I can’t count how many times I laughed out loud while reading David Alpaugh’s Spooky Action at a Distance. Alpaugh’s wit is so original, so outlandish, so outrageous, that at first it’s hard to believe he’s pulling off one after another of these double-title poems, a form he invented and one that could not be better suited to his brilliant, iconoclastic mind. As impressive as Alpaugh’s poetic skill—his dexterity, musical ear and gift for turning clichés on their heads—is his range of reference. From childhood to history to mythology to politics to literature and back, Alpaugh takes us on a magical mystery tour through a universe of his own making. If you want delight informed by wisdom, humor laced with sharply observed social commentary, and entry into a world you never thought could exist, all you have to do is open this astonishingly inventive book.
— Lynne Knight, author of The Persistence of Longing
For me, Alpaugh’s wit—in the old high metaphysical sense of that word—is the primary source of his power and virtue. He is an insatiably curious man who somehow manages to get everything into his poems. In Spooky Action at a Distance, Alpaugh is all about serious play and endlessly capable of surprise. Tracking the moves he makes connecting double-title after double-title is its own reward, a pleasure so pure as not to be missed.

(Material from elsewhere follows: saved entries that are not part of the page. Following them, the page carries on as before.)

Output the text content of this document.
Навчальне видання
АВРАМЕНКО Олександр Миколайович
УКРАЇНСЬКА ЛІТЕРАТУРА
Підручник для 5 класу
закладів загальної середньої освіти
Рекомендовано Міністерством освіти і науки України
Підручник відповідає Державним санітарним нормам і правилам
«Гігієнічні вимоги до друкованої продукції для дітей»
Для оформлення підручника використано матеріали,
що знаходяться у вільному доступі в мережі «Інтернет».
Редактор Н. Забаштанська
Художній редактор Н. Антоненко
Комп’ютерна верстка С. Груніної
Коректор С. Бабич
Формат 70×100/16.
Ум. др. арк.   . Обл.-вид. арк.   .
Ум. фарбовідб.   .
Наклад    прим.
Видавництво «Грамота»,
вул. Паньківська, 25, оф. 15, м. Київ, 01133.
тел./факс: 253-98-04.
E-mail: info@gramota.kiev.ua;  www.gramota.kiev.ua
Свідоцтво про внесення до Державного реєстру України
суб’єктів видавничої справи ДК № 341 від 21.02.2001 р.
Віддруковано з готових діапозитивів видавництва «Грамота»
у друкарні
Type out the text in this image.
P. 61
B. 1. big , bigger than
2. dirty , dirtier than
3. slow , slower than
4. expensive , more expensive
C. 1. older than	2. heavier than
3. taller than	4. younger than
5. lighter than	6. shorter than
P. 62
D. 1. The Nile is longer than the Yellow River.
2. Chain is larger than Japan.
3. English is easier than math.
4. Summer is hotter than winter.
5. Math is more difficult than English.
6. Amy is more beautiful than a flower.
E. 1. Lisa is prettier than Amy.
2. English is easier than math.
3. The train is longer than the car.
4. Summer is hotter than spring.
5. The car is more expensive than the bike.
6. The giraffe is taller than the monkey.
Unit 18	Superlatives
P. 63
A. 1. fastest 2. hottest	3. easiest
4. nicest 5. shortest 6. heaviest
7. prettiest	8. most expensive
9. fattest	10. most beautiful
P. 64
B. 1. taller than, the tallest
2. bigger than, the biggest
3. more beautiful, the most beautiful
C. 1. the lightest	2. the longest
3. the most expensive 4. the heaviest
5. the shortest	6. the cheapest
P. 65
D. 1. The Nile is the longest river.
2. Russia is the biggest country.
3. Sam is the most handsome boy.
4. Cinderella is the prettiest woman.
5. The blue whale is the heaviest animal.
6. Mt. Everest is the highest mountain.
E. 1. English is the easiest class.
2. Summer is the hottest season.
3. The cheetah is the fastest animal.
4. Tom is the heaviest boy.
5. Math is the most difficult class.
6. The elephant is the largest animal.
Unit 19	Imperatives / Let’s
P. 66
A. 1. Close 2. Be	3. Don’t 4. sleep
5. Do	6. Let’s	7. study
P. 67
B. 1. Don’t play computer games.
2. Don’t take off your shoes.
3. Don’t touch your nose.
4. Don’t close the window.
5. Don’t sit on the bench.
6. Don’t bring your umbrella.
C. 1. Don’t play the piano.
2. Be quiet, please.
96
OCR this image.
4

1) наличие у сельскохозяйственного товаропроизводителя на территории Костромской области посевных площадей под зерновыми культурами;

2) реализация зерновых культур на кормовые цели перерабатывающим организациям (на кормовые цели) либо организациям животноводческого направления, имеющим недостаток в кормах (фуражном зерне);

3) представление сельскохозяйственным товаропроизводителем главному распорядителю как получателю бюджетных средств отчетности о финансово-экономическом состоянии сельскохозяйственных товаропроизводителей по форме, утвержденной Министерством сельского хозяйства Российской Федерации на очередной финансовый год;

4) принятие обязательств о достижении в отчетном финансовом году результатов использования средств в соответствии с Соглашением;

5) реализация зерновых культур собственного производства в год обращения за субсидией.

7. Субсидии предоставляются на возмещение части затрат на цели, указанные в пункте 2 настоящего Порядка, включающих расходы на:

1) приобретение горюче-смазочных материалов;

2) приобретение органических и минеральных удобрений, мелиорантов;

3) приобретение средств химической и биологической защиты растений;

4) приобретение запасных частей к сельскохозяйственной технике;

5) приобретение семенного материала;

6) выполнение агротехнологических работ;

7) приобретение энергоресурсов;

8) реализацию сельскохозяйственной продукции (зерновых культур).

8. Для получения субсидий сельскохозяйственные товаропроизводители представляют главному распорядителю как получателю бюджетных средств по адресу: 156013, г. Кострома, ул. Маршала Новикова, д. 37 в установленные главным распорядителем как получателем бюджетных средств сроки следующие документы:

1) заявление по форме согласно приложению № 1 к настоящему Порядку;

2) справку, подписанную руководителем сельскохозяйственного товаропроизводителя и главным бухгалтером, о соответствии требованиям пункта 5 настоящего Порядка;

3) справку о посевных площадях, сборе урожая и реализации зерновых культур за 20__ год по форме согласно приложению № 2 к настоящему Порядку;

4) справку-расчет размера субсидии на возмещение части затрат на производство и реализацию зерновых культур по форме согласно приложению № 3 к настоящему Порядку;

— William Slaughter, editor of Mudlark
David Alpaugh’s Spooky Action at a Distance offers readers a cornucopia of delights, complications, and some truly moving insights—all in an intriguing new form of his own invention. Alpaugh’s double-title form shows how two titles can be separate, like two photons miles apart, yet “entangled” in meaning and intent. Alpaugh is an excellent poetic space travel guide. This collection reminds me of the language used to describe properties of quarks—strangeness and charm. It takes a writer with a deft touch to work in such a structured form without the form interfering with the meaning. Alpaugh’s poems are structured, but still filled with plenty of actual strangeness and charm. And one need not enter a particle accelerator to discover these surprises. Just get this book!